Everybody defines emergency differently. How do you define emergency? Is it losing your job? Is it getting in a car accident? Is it a fire burning your house down? Is it an expensive medical procedure?
Grant had to say about balancing an emergency fund with a side business:
The magic number for the emergency fund is a mystery. When I started my business, I was also working two part time jobs and trying to live the dream on the side. I wanted to know I was at least getting a paycheck from somewhere, so that if the new business had a rough month, we could still survive.

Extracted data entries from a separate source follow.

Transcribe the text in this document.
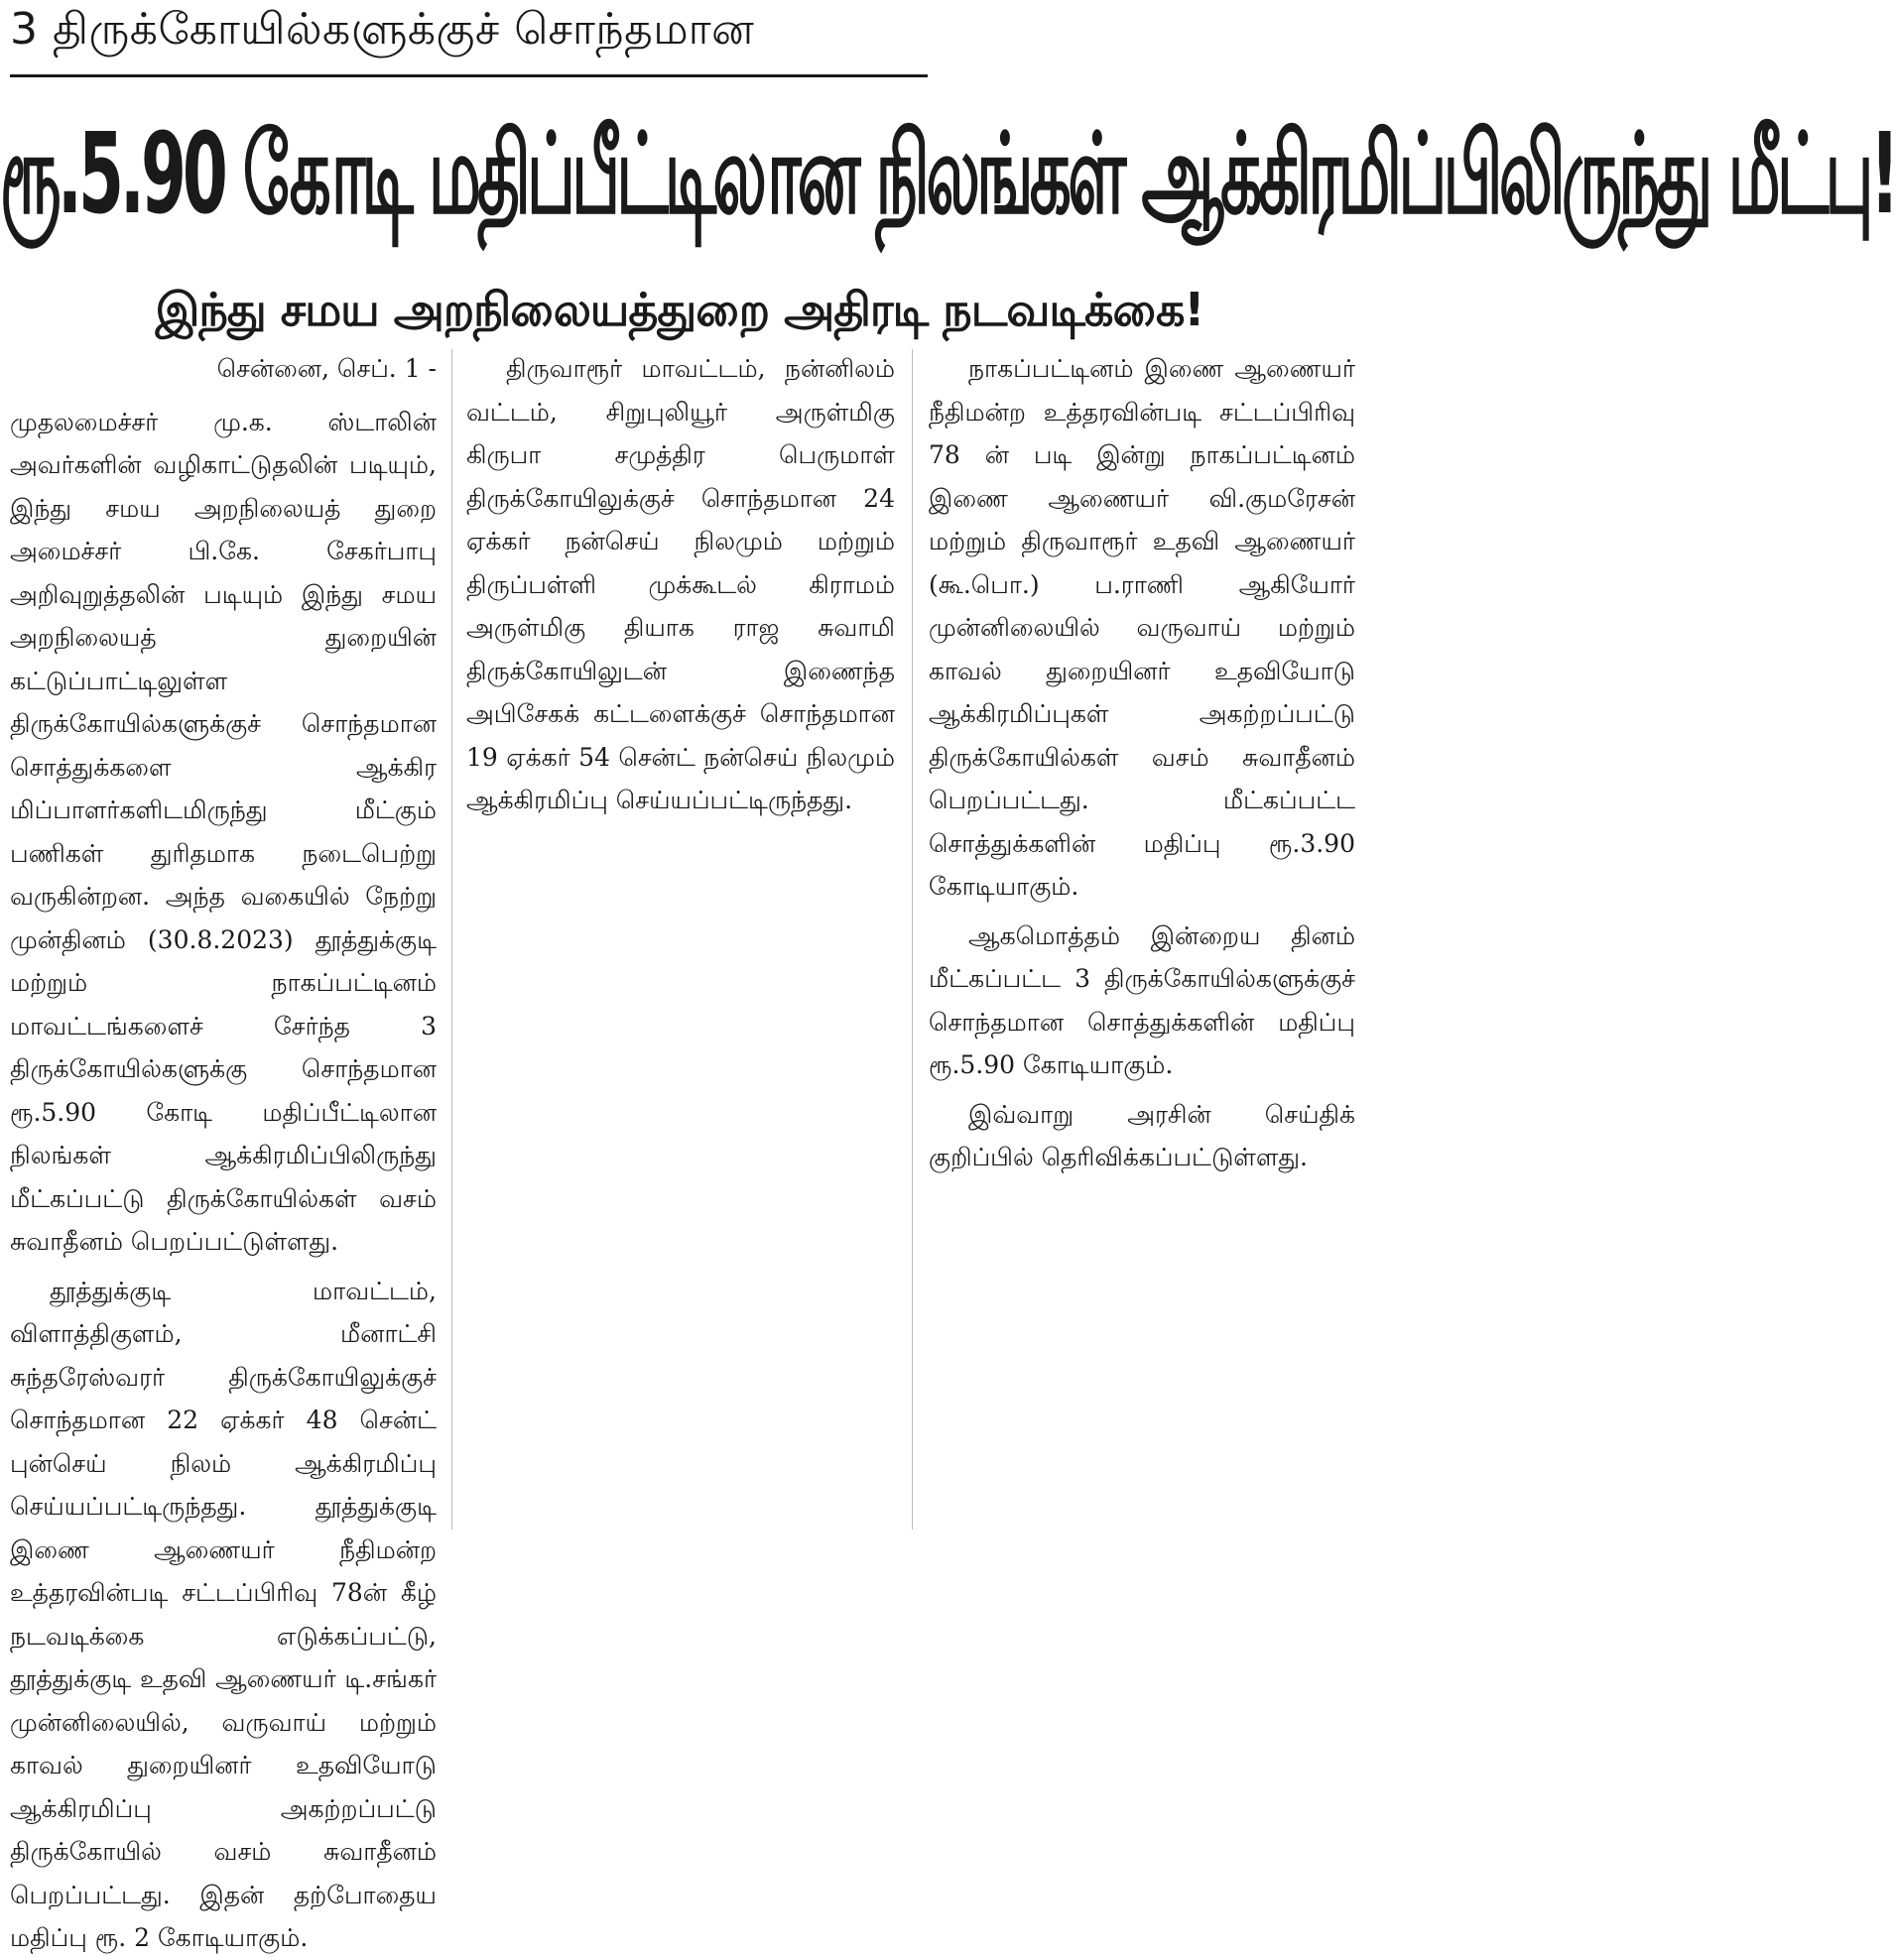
3 திருக்கோயில்களுக்குச் சொந்தமான
ரூ.5.90 கோடி மதிப்பீட்டிலான நிலங்கள் ஆக்கிரமிப்பிலிருந்து மீட்பு!
இந்து சமய அறநிலையத்துறை அதிரடி நடவடிக்கை!
சென்னை, செப். 1 -

முதலமைச்சர் மு.க. ஸ்டாலின் அவர்களின் வழிகாட்டுதலின் படியும், இந்து சமய அறநிலையத் துறை அமைச்சர் பி.கே. சேகர்பாபு அறிவுறுத்தலின் படியும் இந்து சமய அறநிலையத் துறையின் கட்டுப்பாட்டிலுள்ள திருக்கோயில்களுக்குச் சொந்தமான சொத்துக்களை ஆக்கிர மிப்பாளர்களிடமிருந்து மீட்கும் பணிகள் துரிதமாக நடைபெற்று வருகின்றன. அந்த வகையில் நேற்று முன்தினம் (30.8.2023) தூத்துக்குடி மற்றும் நாகப்பட்டினம் மாவட்டங்களைச் சேர்ந்த 3 திருக்கோயில்களுக்கு சொந்தமான ரூ.5.90 கோடி மதிப்பீட்டிலான நிலங்கள் ஆக்கிரமிப்பிலிருந்து மீட்கப்பட்டு திருக்கோயில்கள் வசம் சுவாதீனம் பெறப்பட்டுள்ளது.

தூத்துக்குடி மாவட்டம், விளாத்திகுளம், மீனாட்சி சுந்தரேஸ்வரர் திருக்கோயிலுக்குச் சொந்தமான 22 ஏக்கர் 48 சென்ட் புன்செய் நிலம் ஆக்கிரமிப்பு செய்யப்பட்டிருந்தது. தூத்துக்குடி இணை ஆணையர் நீதிமன்ற உத்தரவின்படி சட்டப்பிரிவு 78ன் கீழ் நடவடிக்கை எடுக்கப்பட்டு, தூத்துக்குடி உதவி ஆணையர் டி.சங்கர் முன்னிலையில், வருவாய் மற்றும் காவல் துறையினர் உதவியோடு ஆக்கிரமிப்பு அகற்றப்பட்டு திருக்கோயில் வசம் சுவாதீனம் பெறப்பட்டது. இதன் தற்போதைய மதிப்பு ரூ. 2 கோடியாகும்.

திருவாரூர் மாவட்டம், நன்னிலம் வட்டம், சிறுபுலியூர் அருள்மிகு கிருபா சமுத்திர பெருமாள் திருக்கோயிலுக்குச் சொந்தமான 24 ஏக்கர் நன்செய் நிலமும் மற்றும் திருப்பள்ளி முக்கூடல் கிராமம் அருள்மிகு தியாக ராஜ சுவாமி திருக்கோயிலுடன் இணைந்த அபிசேகக் கட்டளைக்குச் சொந்தமான 19 ஏக்கர் 54 சென்ட் நன்செய் நிலமும் ஆக்கிரமிப்பு செய்யப்பட்டிருந்தது.

நாகப்பட்டினம் இணை ஆணையர் நீதிமன்ற உத்தரவின்படி சட்டப்பிரிவு 78 ன் படி இன்று நாகப்பட்டினம் இணை ஆணையர் வி.குமரேசன் மற்றும் திருவாரூர் உதவி ஆணையர் (கூ.பொ.) ப.ராணி ஆகியோர் முன்னிலையில் வருவாய் மற்றும் காவல் துறையினர் உதவியோடு ஆக்கிரமிப்புகள் அகற்றப்பட்டு திருக்கோயில்கள் வசம் சுவாதீனம் பெறப்பட்டது. மீட்கப்பட்ட சொத்துக்களின் மதிப்பு ரூ.3.90 கோடியாகும்.

ஆகமொத்தம் இன்றைய தினம் மீட்கப்பட்ட 3 திருக்கோயில்களுக்குச் சொந்தமான சொத்துக்களின் மதிப்பு ரூ.5.90 கோடியாகும்.

இவ்வாறு அரசின் செய்திக் குறிப்பில் தெரிவிக்கப்பட்டுள்ளது.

Because of that, I only had a 1 month emergency fund. That was fine for ME, because if things fell apart, as a 20-something, I was confident I could find some type of part time gig to supplement things.
But I agree with the point made that you have to find what makes sense for YOU and YOUR situation.
What are you going to do when it all hits the fan?
The comments above reminded me that saving extra money (emergency fund) is important to help you prepare for the worst case scenario. The truth is that everything can go wrong. Instead of stressing about this, you can put some money aside and be prepared just in case.
The choice is yours.
What do you think about emergency funds?
2 thoughts on “How You Can Plan For The Worst Case Scenario”
One of the biggest crutches is the Emergency Fund itself. I write about it in The Emergency Fund Fallacy & Your Brain. http://www.financialsamurai.com/2010/05/21/the-emergency-fund-fallacy-budgeting/
Got to move out of the EF mindset if you want to really get wealthy!
That’s a solid article. You bring up interesting points. Thanks for sharing.